Sure, hip-hop and bubble-gum pop are made for hot summer days, but nothing says "summer vacation" like radio rock, the sound that made WCYY (and WBLM before it). Do you miss Aerosmith and Journey? Too young to have ever heard of those bands, but like big sing-alongs and Brand New and Sparks the Rescue?

Check out Stay Seventeen, the new quartet Falling Skyward drummer Dan Dunham has joined, alongside Bostonians Dana Dibiasio (vocals, no relation to Skyward guitarist Anthony DiBiase; their names are spelled differently), Jayk Watson (bass), and Mike Sanders-DeMott (guitar), and produced by Too Late the Hero's Kevin Billingslea, who handled Harbor's debut record late last year at his Lion's Maine studio in Waterboro. This new project is neither as progressive and genre-bending as Skyward, or heavy as Harbor, but it sure is huge in the headphones and full of big guitars and a punishing snare.
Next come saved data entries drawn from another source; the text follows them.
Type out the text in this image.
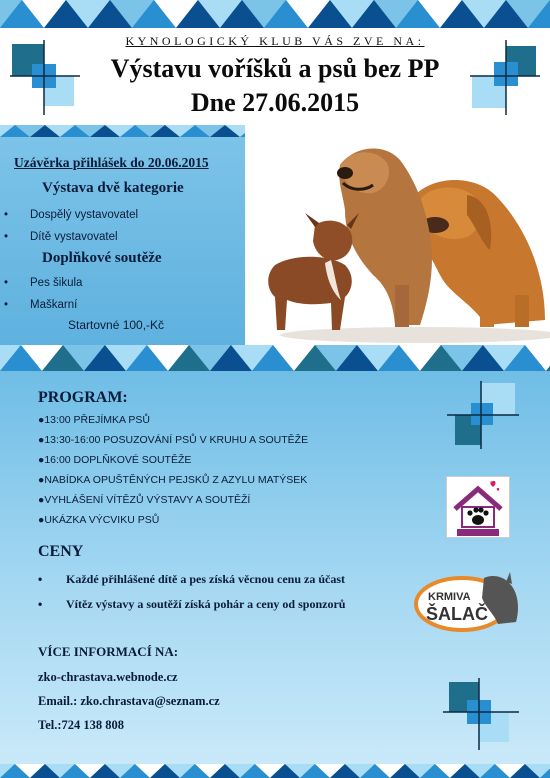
KYNOLOGICKÝ KLUB VÁS ZVE NA:
Výstavu voříšků a psů bez PP
Dne 27.06.2015
Uzávěrka přihlášek do 20.06.2015
Výstava dvě kategorie
• Dospělý vystavovatel
• Dítě vystavovatel
Doplňkové soutěže
• Pes šikula
• Maškarní
Startovné 100,-Kč
PROGRAM:
●13:00 PŘEJÍMKA PSŮ
●13:30-16:00 POSUZOVÁNÍ PSŮ V KRUHU A SOUTĚŽE
●16:00 DOPLŇKOVÉ SOUTĚŽE
●NABÍDKA OPUŠTĚNÝCH PEJSKŮ Z AZYLU MATÝSEK
●VYHLÁŠENÍ VÍTĚZŮ VÝSTAVY A SOUTĚŽÍ
●UKÁZKA VÝCVIKU PSŮ
CENY
• Každé přihlášené dítě a pes získá věcnou cenu za účast
• Vítěz výstavy a soutěží získá pohár a ceny od sponzorů	KRMIVA
ŠALAČ
VÍCE INFORMACÍ NA:
zko-chrastava.webnode.cz
Email.: zko.chrastava@seznam.cz
Tel.:724 138 808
Seventeen are also more mainstream than those bands, with no screamo or anything too challenging beyond some five-beat percussive bits that hint at metal. They're charming, even, with Dibiasio opening the five-track debut, Promises, downright endearing in "Yearbook," a classic tale of moving on. He's the boy next door who isn't there anymore for a girl named California: "You pick me up to let me fall/We grew up in such a small town [and this is two syllables, for extra nostalgia value], but I broke my way out."

His entreaty that "we've come so far from 18" is maybe a bit curious considering the band name, but "One More Night" is clear enough indication that this isn't all child's play. Here's the chorus: "Force my head into a pillow, I'm suffocating/Hard to explain, but only she knows, it's complicated/We rocked that headboard, the neighbors would complain about the noises through the floor."

Well then.

And, of course, he can't understand why she'd want to give up all that good sex. "I wish we could talk about it, cuz I'm still craving you," he sings, and by "talk about it," he means "fuck."

Yes, it's unlikely these guys will be nominated for the 2013 Baileys Women's Prize for Fiction. But that's the genre, right? High school girls like cute boys and cute boys really like cute girls. And rocking that headboard.

But there is something quaint about naked adulation — this is not far in some ways from what Doc Astronaut was up to (or Doc Octagon before him), and in no way lewd in Astro's way. And if you can bang out a song like "Tidal Wave," well, lots of things are forgiven. Damn is the chorus fun. Sure, it's formulaic, but so is the cake I have every year on my birthday and that doesn't mean I don't want more of it.

Plus, it's such a nice antidote to something like Owl City's "Tidal Wave," where we get: "I forget the last time I felt brave." Oh, boo hoo. Stay Seventeen can "taste your bitterness, and I can see you're loving this." And by "this" they mean a guitar solo from Sanders-DeMott here and a big ol' "na-na-na" version of the verse as a bridge, so you can singalong before the song is even one play through.